The qouted number is something called Dynamic Contrast. They achieved this by adjusting the backlight brighter or dimmer according to the scene.

If the screen is mostly dark areas like a horror game. Then the backlight would be turned down. Naturally all the blacks would look blacker but unfortunately the difference (or contrast) between each shade remains the same since the entire screen is dimmed by the same amount.

Intead you might find this feature annoying since you are still playing a video game, who in the right mind would lower brightness and decrease visibility of the screen when trying to shoot zombies in the latest a horror game.

It also does the opposite, when in scenes of bright whites, the monitor would adjust them to blinding whites instead.

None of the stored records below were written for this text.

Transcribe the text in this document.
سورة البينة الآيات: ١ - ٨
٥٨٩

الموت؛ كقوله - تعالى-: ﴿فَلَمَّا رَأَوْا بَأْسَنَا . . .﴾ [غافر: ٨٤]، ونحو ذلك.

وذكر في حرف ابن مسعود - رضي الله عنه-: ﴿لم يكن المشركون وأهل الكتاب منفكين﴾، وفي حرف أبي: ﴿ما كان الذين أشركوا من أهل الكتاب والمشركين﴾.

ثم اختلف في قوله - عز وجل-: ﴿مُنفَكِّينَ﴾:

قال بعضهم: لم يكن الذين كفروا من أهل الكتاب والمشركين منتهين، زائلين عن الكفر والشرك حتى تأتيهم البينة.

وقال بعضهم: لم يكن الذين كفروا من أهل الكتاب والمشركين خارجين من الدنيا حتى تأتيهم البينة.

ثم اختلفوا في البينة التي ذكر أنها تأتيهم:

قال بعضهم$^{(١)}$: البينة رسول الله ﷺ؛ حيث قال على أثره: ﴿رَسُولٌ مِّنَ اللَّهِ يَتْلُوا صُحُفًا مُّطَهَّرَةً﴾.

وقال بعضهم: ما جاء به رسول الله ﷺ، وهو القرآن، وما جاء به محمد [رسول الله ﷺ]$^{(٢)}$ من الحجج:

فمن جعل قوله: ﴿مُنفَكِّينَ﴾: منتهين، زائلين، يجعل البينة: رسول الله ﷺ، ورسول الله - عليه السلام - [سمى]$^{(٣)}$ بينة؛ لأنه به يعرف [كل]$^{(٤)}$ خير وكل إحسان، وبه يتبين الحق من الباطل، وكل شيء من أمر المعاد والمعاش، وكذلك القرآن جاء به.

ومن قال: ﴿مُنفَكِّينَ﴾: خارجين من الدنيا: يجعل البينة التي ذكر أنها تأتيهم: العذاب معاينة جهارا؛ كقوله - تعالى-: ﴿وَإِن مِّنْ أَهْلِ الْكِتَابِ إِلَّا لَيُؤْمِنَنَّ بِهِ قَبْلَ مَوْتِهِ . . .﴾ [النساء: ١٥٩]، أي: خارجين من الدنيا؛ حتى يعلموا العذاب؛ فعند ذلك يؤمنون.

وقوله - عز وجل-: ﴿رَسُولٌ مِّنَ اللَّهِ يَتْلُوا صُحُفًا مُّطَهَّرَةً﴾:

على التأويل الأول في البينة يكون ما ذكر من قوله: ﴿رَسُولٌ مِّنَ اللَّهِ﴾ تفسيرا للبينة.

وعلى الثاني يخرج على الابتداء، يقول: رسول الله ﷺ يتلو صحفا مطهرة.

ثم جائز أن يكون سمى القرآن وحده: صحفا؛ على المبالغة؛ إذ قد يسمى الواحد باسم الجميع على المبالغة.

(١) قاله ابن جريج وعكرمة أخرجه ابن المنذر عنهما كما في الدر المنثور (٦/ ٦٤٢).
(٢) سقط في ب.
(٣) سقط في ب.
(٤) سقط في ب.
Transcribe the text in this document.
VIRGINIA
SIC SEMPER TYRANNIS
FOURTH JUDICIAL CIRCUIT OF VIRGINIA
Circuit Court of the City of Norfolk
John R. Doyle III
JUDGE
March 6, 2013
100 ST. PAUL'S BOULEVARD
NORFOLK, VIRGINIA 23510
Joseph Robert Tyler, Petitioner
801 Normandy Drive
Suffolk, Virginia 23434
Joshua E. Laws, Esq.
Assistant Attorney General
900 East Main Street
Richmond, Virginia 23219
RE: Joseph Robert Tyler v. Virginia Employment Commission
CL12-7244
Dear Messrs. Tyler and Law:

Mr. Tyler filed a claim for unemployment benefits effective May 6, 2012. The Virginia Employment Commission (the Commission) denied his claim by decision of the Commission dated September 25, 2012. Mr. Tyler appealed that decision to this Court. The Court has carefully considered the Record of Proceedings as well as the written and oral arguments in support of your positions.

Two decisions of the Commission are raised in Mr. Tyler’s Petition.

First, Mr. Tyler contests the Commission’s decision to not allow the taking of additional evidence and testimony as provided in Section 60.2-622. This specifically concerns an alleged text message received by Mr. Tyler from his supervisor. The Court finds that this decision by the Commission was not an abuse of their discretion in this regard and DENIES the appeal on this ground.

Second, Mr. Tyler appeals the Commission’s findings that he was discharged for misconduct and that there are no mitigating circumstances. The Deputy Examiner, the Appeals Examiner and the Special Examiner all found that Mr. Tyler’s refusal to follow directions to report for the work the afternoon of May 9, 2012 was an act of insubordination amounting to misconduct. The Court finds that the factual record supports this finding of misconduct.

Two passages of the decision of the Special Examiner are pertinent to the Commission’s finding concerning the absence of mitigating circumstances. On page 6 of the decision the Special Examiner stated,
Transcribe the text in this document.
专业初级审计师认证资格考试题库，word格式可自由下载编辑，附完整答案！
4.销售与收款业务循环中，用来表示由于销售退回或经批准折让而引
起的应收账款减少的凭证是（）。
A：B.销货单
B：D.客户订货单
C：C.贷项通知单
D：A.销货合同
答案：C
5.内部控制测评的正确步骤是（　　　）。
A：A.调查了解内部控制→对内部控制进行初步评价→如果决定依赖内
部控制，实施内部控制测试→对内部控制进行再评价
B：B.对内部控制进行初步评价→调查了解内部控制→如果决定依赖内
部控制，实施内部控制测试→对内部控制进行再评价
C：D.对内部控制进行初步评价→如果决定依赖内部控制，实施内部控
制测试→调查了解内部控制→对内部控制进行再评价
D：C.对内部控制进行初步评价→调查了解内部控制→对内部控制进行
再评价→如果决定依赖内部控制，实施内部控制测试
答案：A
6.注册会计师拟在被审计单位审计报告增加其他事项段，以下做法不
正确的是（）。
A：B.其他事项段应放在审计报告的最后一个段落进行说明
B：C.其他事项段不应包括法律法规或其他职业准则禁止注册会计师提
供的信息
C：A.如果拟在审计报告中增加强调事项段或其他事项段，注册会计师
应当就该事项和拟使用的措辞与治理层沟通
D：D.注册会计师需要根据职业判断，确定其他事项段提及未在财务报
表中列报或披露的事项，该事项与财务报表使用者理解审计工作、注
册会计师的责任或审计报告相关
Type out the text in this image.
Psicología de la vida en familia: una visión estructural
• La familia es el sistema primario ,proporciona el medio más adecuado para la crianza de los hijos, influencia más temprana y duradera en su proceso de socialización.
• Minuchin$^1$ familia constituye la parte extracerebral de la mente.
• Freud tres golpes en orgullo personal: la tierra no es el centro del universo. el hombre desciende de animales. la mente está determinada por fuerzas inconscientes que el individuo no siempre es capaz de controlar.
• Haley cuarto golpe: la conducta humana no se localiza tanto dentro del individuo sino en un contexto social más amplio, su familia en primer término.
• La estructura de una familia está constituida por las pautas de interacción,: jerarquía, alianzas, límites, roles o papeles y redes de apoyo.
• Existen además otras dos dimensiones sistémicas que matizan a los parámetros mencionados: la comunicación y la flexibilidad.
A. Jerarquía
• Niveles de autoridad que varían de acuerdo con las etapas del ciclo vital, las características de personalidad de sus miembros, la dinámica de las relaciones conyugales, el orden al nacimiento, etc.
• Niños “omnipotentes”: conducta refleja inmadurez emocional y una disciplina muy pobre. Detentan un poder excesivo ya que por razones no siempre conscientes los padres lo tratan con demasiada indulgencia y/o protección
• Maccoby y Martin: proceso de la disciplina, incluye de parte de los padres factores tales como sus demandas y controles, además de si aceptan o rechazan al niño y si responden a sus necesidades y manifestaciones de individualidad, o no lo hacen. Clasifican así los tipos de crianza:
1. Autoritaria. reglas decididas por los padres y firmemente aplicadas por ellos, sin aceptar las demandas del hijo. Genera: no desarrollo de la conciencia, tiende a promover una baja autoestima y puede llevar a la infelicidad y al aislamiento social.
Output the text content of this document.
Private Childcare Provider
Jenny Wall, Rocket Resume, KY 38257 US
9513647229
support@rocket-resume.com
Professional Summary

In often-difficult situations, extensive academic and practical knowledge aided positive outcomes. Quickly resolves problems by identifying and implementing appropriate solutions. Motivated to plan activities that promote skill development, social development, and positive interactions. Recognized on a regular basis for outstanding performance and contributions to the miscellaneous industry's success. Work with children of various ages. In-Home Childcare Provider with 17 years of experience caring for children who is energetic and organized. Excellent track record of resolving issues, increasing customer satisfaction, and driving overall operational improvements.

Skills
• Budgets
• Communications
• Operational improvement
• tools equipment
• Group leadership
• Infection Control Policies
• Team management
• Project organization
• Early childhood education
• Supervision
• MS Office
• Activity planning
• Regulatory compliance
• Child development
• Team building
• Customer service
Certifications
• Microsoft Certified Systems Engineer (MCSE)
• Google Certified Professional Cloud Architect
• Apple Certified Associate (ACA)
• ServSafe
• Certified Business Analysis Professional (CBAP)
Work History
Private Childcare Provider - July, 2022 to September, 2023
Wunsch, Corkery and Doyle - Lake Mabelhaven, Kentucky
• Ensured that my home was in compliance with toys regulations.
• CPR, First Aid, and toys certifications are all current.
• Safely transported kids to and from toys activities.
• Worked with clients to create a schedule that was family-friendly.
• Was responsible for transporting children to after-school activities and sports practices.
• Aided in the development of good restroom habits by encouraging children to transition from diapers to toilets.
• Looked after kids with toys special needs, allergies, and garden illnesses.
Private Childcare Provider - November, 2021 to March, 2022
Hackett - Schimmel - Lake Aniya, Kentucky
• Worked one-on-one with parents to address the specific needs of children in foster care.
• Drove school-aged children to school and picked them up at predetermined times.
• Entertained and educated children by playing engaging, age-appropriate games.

Static Contrast is where it counts. How much light each pixel can effectively block out. When playing games or watching movies, you would come across very dark scenes but sometimes they have very poor visibility since everything looks like the same shade of black. One way to fix this is to increase gamma of the screen. You would be able to see things but instead of black, everything looks grey. However a high Static Contrast screen on the otherhand can show different tones of blacks and greys very vividly even with low brightness. Dynamic Contrast doesn't do anything to improve visibility of dark scenes.

Probably more than 99% of LCD monitors have 1000:1 contrast spec. I can personally name like VA panels with 3000:1 static contrast, otherwise anything would be 1000:1 or lower, mostly lower.

If you want contrast, I would go for a BenQ EW2420.